After further 24 hours of growth the mitochondrial membrane potential was measured using the ﬂuorescent dye Tetramethylrhodamine methyl ester (TMRM) as described before. Brieﬂy the dye was loaded onto cells at 150 nM in assay buffer (80 mM NaCl, 75 mM KCl, 25 mM D-glucose, 25 mM HEPES, pH 7.4), placed at 37°C for 5 minutes, washed 4 times in PBS and measured on a FLUOstar Omega microplate reader (Excitation: 544 nm and Emission: 590 nm, bottom reading with 50 ﬂashes per well).
Initially TMRM is loaded into the cell via the plasma membrane and subsequently the TMRM dye is sequestered into the mitochondria as the mitochondrial matrix is the most negatively charged part of the cell. Therefore changes in plasma membrane potential could inﬂuence the results obtained using TMRM. In order to control for this, each assay is performed in parallel as above plus 10 μM carbonyl cyanide 3-chlorophenyl-hydrazone (CCCP), which collapses the mitochondrial membrane potential. All data is expressed as the total TMRM ﬂuorescence minus the CCCP treated TMRM ﬂuorescence.
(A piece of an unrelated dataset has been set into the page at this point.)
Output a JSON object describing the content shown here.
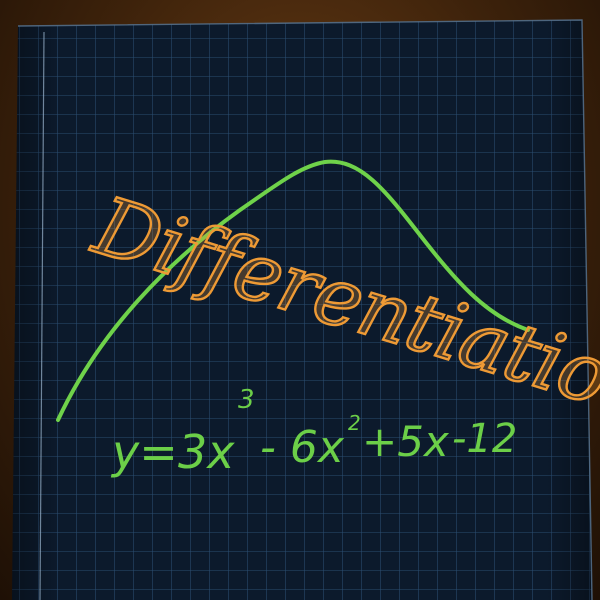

It is important to quantify and control for cell number, especially when comparing results between cell lines, therefore cell number is measured using 1 μM ethidium homodimer ﬂuorescent dye in a parallel plate after freeze thawing (Excitation: 544 nm and Emission: 645 nm, bottom reading with 50 ﬂashes per well).
Results & Discussion
Figure 1 shows the mitochondrial membrane potential in 6 control ﬁbroblast cell lines, each measured in triplicate on separate occasions and showing the lack of variation between control cell lines.
Figure 2 shows the reduction in membrane potential of the same control ﬁbroblasts after treatment with mitochondrial toxin ‘X’ for 72 hours. This demonstrates the range at which the assay is sensitive, creating a large ‘therapeutic window’. Also in this ﬁgure the control cells have been treated with an experimental compound ‘Y’ which rescues the reduction in mitochondrial membrane potential caused by treatment with the mitochondrial toxin ‘X’.
Figure 3 shows that the assay can reliably be scaled up to a 384 well plate format and gain robust, re-producible results.
These results show that the FLUOstar Omega is suitable for measuring mitochondrial membrane potential in both 96 and 384 well plate formats. In addition, prolonged low dose treatment of healthy control ﬁbroblast with a mitochondrial toxin causes a signiﬁcant reduction in mitochondrial membrane potential.
The results are reproducible across a number of different control ﬁbroblast lines and the results of the rescue of this defect with the experimental compound provide further evidence that this assay can be used for high throughput screening using BMG LABTECH’s FLUOstar Omega.